Tick off a Texan: After reaching Guadalupe Peak via its namesake trail (8.5 miles round trip with 3,000 feet of elevation gain), read the historical marker planted there lauding the mountain as Texas’ tallest, at 8,751 feet. Then—once you’re sure there’s a Texan around to hear you—say, “Huh. I thought everything was bigger in Texas.”
From November 25 to January 2, Texas’ favorite memorial to moral victories illuminates its grounds with enough holiday lights to rival Mexican General Antonio López de Santa Anna’s original artillery barrage.
Tick off a Texan: Point out that the “Come And Take It” cannon depicted on the flag Texans are so fond of was actually, well, taken by the Mexican army when its soldiers captured the Alamo.

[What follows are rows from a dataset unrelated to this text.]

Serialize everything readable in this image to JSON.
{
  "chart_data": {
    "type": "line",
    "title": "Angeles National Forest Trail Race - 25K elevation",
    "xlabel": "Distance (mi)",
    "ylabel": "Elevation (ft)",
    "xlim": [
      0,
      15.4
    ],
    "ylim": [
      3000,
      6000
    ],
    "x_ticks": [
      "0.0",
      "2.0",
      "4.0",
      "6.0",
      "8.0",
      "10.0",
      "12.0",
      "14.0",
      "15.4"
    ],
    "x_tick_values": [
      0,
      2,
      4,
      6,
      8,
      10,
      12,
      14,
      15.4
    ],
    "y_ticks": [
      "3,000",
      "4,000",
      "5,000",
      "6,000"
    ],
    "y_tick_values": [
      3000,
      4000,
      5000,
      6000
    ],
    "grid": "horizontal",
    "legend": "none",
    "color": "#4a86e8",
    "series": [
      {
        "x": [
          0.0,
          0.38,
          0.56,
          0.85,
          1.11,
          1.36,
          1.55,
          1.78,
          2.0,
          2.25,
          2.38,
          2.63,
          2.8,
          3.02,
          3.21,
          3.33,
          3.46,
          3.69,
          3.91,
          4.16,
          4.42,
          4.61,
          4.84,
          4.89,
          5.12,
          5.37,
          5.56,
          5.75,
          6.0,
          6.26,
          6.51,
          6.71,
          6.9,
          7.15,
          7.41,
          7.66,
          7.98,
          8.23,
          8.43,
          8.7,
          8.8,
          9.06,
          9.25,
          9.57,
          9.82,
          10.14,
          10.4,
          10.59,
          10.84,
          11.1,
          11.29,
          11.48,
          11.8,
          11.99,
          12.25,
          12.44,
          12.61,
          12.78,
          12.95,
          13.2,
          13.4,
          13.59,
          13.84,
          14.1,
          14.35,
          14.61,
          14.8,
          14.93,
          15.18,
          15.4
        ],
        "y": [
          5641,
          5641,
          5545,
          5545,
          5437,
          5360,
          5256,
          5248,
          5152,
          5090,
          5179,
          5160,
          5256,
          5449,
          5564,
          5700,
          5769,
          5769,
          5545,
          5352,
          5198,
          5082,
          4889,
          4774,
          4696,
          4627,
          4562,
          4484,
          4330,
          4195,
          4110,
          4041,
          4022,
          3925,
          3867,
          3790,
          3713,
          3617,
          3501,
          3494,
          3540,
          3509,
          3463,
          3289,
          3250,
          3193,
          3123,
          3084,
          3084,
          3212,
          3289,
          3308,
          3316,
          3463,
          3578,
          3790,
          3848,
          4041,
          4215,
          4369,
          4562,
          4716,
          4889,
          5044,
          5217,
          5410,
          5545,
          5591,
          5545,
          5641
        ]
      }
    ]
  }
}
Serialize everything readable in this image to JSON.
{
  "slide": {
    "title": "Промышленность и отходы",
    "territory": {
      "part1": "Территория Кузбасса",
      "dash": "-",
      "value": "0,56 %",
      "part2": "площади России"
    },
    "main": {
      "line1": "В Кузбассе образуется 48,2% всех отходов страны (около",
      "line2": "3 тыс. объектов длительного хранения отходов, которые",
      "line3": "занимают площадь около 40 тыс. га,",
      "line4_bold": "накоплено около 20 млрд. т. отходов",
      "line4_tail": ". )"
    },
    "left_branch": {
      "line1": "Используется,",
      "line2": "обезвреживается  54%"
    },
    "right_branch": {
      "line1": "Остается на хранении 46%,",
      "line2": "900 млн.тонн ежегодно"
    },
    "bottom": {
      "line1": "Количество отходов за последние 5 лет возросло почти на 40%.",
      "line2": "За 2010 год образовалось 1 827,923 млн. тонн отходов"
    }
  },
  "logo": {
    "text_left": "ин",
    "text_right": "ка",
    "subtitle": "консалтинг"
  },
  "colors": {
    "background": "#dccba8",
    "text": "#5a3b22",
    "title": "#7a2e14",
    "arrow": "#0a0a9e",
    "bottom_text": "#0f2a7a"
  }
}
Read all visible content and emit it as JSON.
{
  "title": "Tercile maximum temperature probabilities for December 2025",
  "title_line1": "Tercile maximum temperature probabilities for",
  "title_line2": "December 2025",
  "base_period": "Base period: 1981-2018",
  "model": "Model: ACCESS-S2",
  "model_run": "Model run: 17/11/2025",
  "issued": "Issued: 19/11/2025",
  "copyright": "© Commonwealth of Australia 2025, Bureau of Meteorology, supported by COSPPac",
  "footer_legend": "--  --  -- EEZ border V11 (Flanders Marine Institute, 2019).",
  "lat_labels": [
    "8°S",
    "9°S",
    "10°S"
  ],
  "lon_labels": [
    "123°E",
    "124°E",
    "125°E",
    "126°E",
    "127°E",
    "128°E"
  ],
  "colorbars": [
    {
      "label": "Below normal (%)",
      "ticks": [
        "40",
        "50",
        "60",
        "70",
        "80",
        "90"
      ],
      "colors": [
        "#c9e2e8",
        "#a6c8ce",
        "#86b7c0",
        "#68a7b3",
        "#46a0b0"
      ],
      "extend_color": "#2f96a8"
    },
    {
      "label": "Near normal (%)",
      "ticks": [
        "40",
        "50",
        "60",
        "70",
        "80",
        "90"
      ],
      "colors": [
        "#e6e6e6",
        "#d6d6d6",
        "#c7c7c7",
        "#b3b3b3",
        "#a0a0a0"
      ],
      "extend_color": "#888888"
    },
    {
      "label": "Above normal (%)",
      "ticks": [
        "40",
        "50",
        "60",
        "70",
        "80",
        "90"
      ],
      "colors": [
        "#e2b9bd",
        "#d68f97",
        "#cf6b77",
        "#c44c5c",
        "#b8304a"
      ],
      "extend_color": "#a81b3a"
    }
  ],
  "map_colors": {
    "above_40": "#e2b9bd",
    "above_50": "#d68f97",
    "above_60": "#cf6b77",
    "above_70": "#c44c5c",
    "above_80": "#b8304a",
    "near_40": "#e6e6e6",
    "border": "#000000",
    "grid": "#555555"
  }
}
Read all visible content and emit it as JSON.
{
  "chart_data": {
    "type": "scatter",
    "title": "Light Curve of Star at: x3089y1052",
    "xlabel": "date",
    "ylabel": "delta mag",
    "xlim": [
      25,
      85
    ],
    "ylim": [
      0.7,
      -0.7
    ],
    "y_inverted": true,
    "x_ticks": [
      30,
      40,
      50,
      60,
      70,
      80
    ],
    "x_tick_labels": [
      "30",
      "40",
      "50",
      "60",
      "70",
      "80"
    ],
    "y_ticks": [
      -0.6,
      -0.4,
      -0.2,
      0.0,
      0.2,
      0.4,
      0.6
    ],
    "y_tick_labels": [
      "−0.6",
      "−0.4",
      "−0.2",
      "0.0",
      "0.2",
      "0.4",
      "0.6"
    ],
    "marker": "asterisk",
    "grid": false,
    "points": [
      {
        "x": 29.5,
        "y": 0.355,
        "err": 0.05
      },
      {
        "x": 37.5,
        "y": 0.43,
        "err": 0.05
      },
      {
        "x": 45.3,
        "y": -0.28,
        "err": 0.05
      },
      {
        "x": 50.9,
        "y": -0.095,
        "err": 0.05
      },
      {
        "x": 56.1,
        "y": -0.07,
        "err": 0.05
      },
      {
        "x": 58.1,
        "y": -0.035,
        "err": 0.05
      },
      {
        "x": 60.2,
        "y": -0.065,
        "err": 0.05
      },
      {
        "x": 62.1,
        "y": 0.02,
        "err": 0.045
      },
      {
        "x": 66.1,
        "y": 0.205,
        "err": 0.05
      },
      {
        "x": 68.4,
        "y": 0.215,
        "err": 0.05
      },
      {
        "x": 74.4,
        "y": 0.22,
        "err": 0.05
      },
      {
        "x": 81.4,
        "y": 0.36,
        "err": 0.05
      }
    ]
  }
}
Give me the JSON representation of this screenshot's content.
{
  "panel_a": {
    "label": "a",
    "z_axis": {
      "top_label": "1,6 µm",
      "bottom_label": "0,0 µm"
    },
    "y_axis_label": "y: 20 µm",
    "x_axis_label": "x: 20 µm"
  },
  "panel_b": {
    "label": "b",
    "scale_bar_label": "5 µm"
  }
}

Spending hours in a line for barbecue is a time-honored tradition in Texas, and honestly, the fare is usually worth the wait. That’s especially true in the capital, which in 2021 was home to three of Texas Monthly’s top 10 smoke shops: InterStellar (number two), LeRoy and Lewis Barbecue (five), and Franklin Barbecue (seven).
Tick off a Texan: Stir up some excitement in the queue by asking your neighbors if Texas would like to join Colorado in celebrating MeatOut Day on March 20, a date Governor Jared Polis dedicated to the promotion of plant-based eating habits in 2021.
Grapevine Vintage Railroad
You’ve heard of a booze cruise? In this Dallas suburb, the official Christmas Capital of Texas, there’s a two-hour-long Christmas Wine Train. The $45 basic fare includes hors d’oeuvre and two glasses of holiday cheer served in a commemorative cup that’s yours to keep.
Tick off a Texan: When Santa Claus stops by your seat, tell him you’re sorry his sled is in the shop. After all, why else would a Texan take public transportation?